Why is a folic acid supplement so important for a pregnant woman?
How much folic acid should a pregnant woman be taking each day?
The CDC encourages women to have an intake of 0.4-0.6 mg (400-500 mcg) of folic acid a day. It is recommended to take a folic acid supplement. Folic acid is the name for the synthetic form of vitamin B9. As with all B vitamins, they are water soluble. What this means for the mom is that your body does not store this vitamin, hence, the need for supplements.
Why is this so important?
In addition to supporting the placenta folic acid helps with the formation of the nervous system, specifically the neural tube (the center of the spine that houses the man nerves), thereby preventing neural tube defects (NTD). In particular, folic acid helps to prevent both spina bifida and anencephaly. Additionally, vitamin B9 strengthens one's blood.
What is Spina Bifida?
Spina bifida is when the spine does not close completely around the neural tube which makes the baby at great risk to nerve damage.
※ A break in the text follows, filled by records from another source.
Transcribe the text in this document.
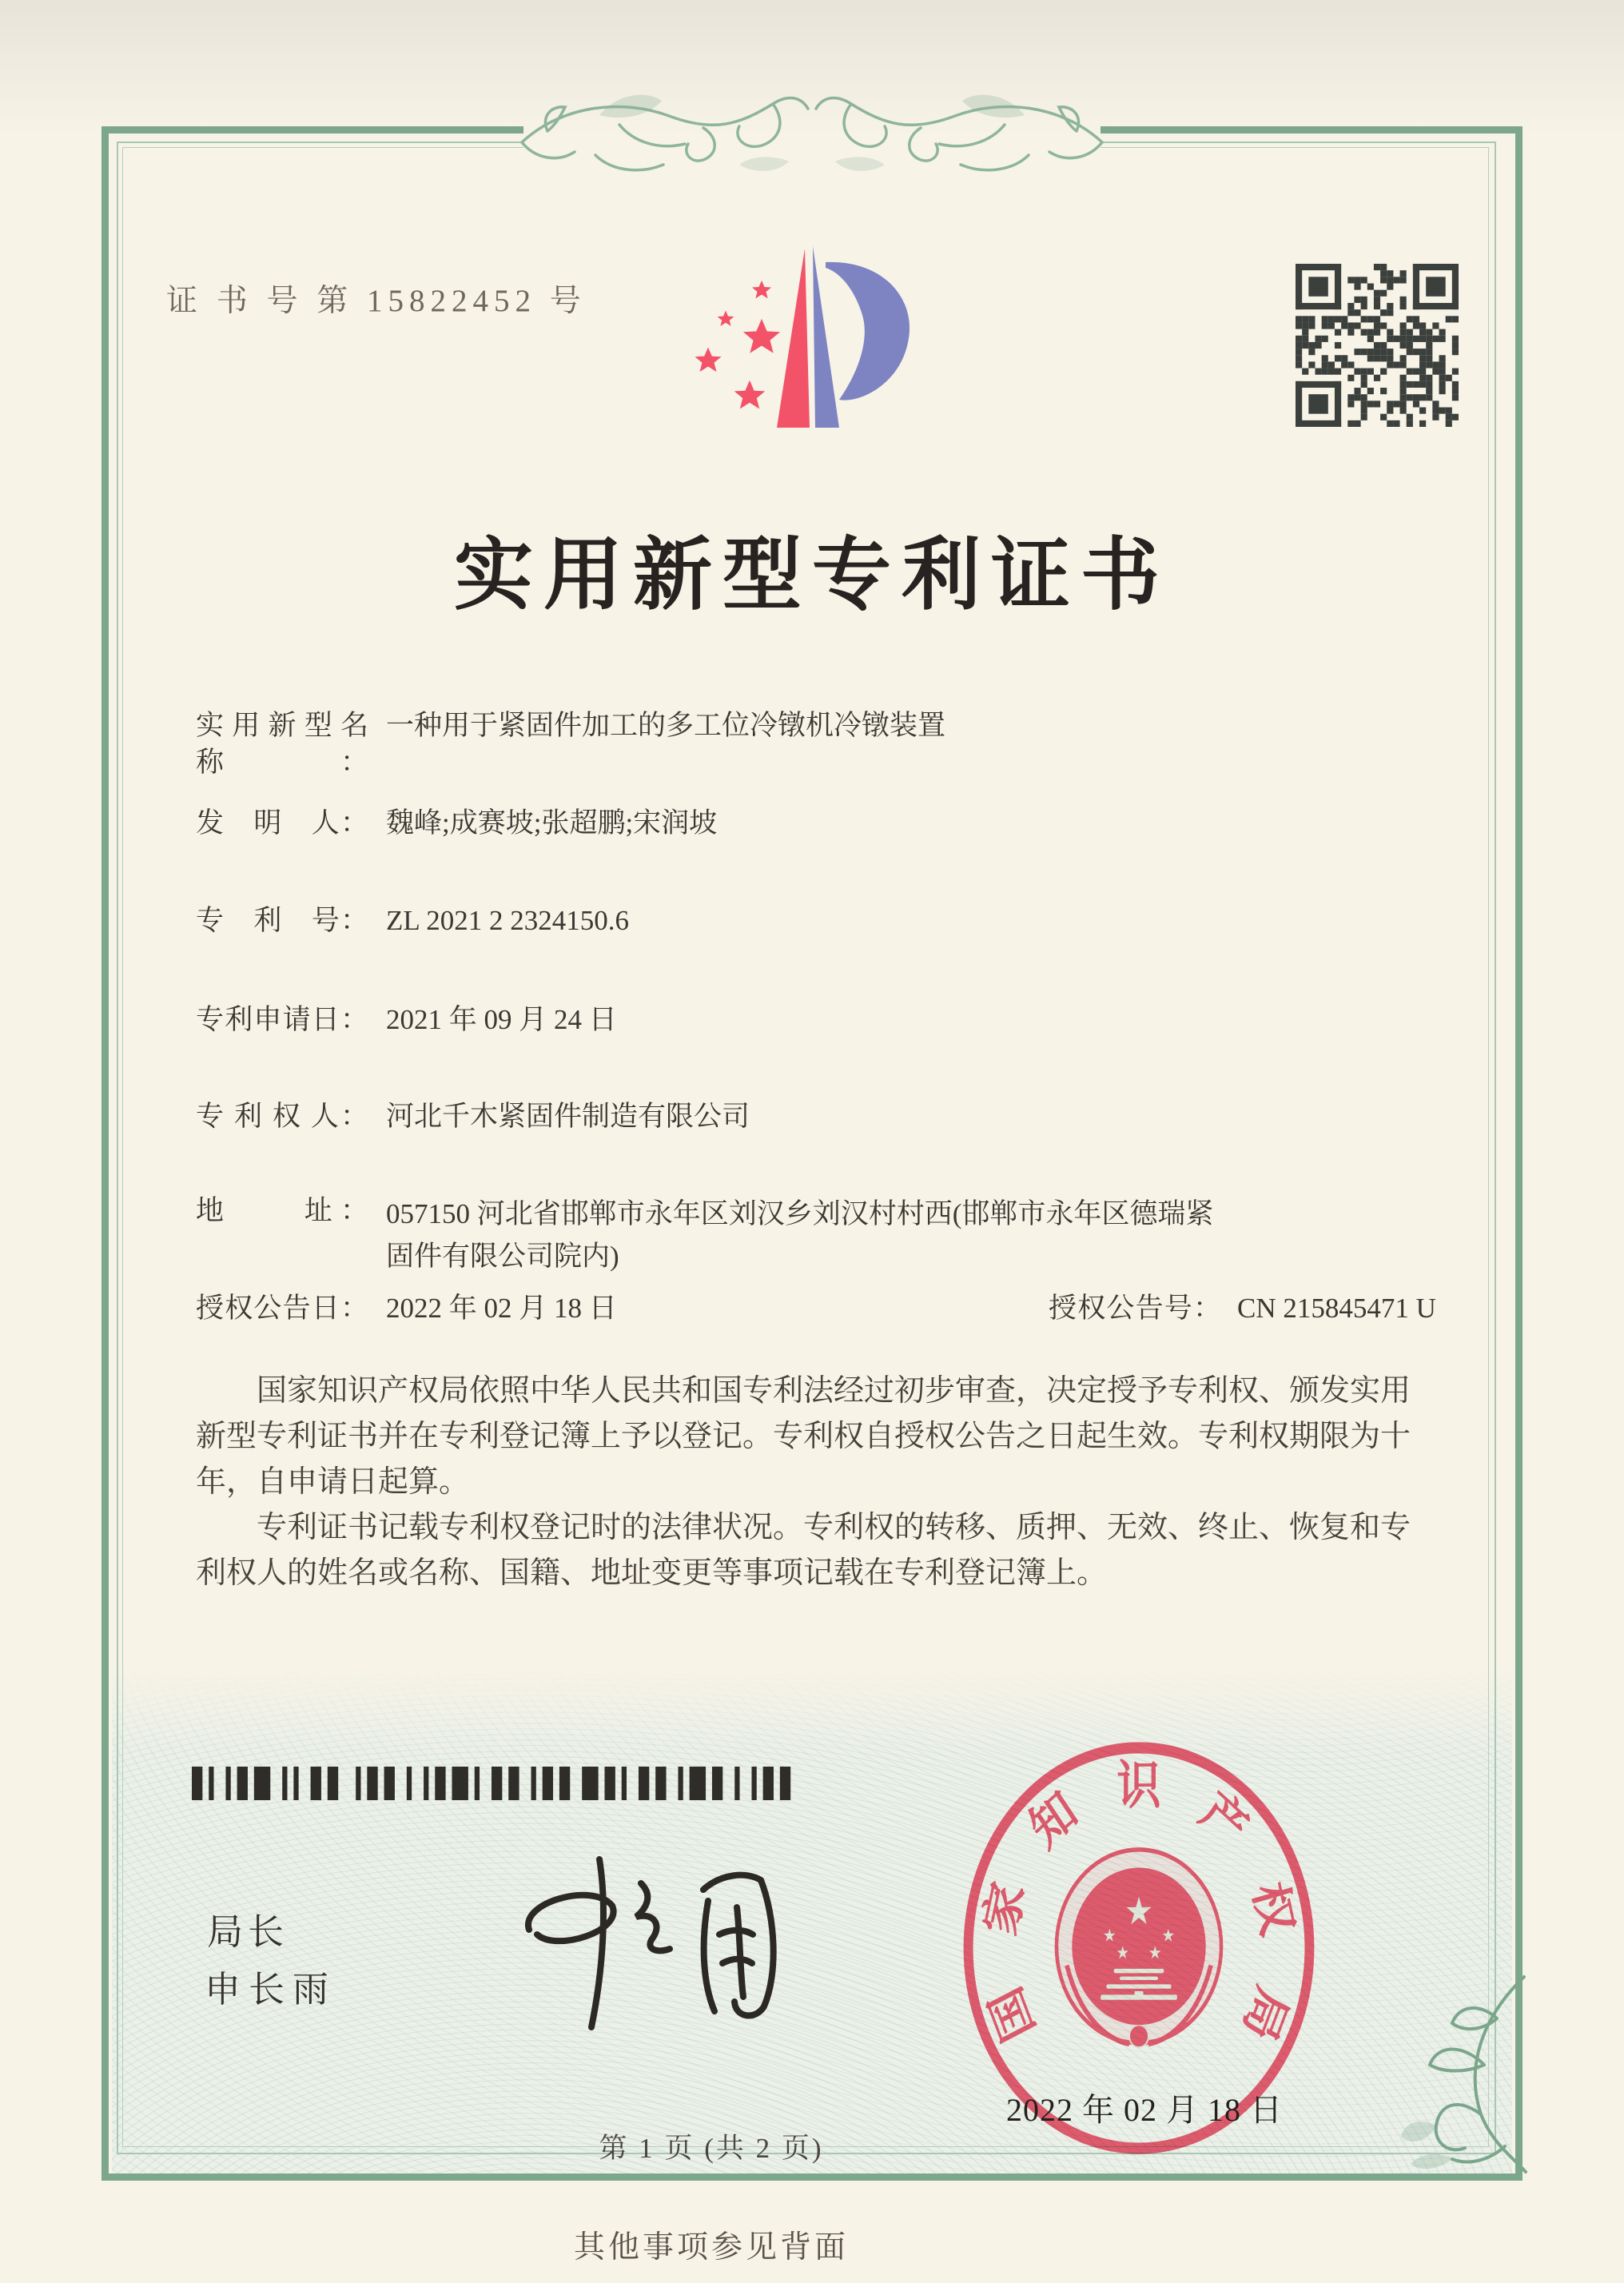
证 书 号 第 15822452 号
实用新型专利证书
实用新型名称：
一种用于紧固件加工的多工位冷镦机冷镦装置
发　明　人： 魏峰;成赛坡;张超鹏;宋润坡
专　利　号： ZL 2021 2 2324150.6
专利申请日： 2021 年 09 月 24 日
专 利 权 人： 河北千木紧固件制造有限公司
地　　址： 057150 河北省邯郸市永年区刘汉乡刘汉村村西(邯郸市永年区德瑞紧固件有限公司院内)
授权公告日： 2022 年 02 月 18 日	授权公告号： CN 215845471 U

国家知识产权局依照中华人民共和国专利法经过初步审查，决定授予专利权、颁发实用新型专利证书并在专利登记簿上予以登记。专利权自授权公告之日起生效。专利权期限为十年，自申请日起算。

专利证书记载专利权登记时的法律状况。专利权的转移、质押、无效、终止、恢复和专利权人的姓名或名称、国籍、地址变更等事项记载在专利登记簿上。

局长
申长雨	国
家
知 识 产
权
局
★
★	★
★ ★
2022 年 02 月 18 日
第 1 页 (共 2 页)
其他事项参见背面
Many times this defect is not diagnosed until after birth. The results can be minor to catastrophic, both physically and mentally.
What is Anencephaly?
Anencephaly is when a child is born missing parts of the brain and/or skull. This can happen when the neural tube does not close all the way at the top. Most babies born with anencephaly do not survive long after birth.
When to start taking supplements?
The neural tube develops mostly in the first month of pregnancy, oftentimes before the mom is even aware that she's pregnant. In order to help prevent such complications it is recommended that women who have a chance of getting pregnant should be monitoring their intake of folic acid on a daily basis. Additionally, one should keeping up their intake at least through the pregnancy so that the baby's nervous system develops completely.
Where is folic acid/Vitamin B9 found naturally?
Folic acid is oftentimes added to foods. You can check food packages to see if it says "fortified with folic acid". These products include breads, breakfast cereals, flours, pasta, cornmeal, and white rice. Additionally, it is found naturally in foods like green leafy veggies, oranges, beets, nuts, beans, and broccoli.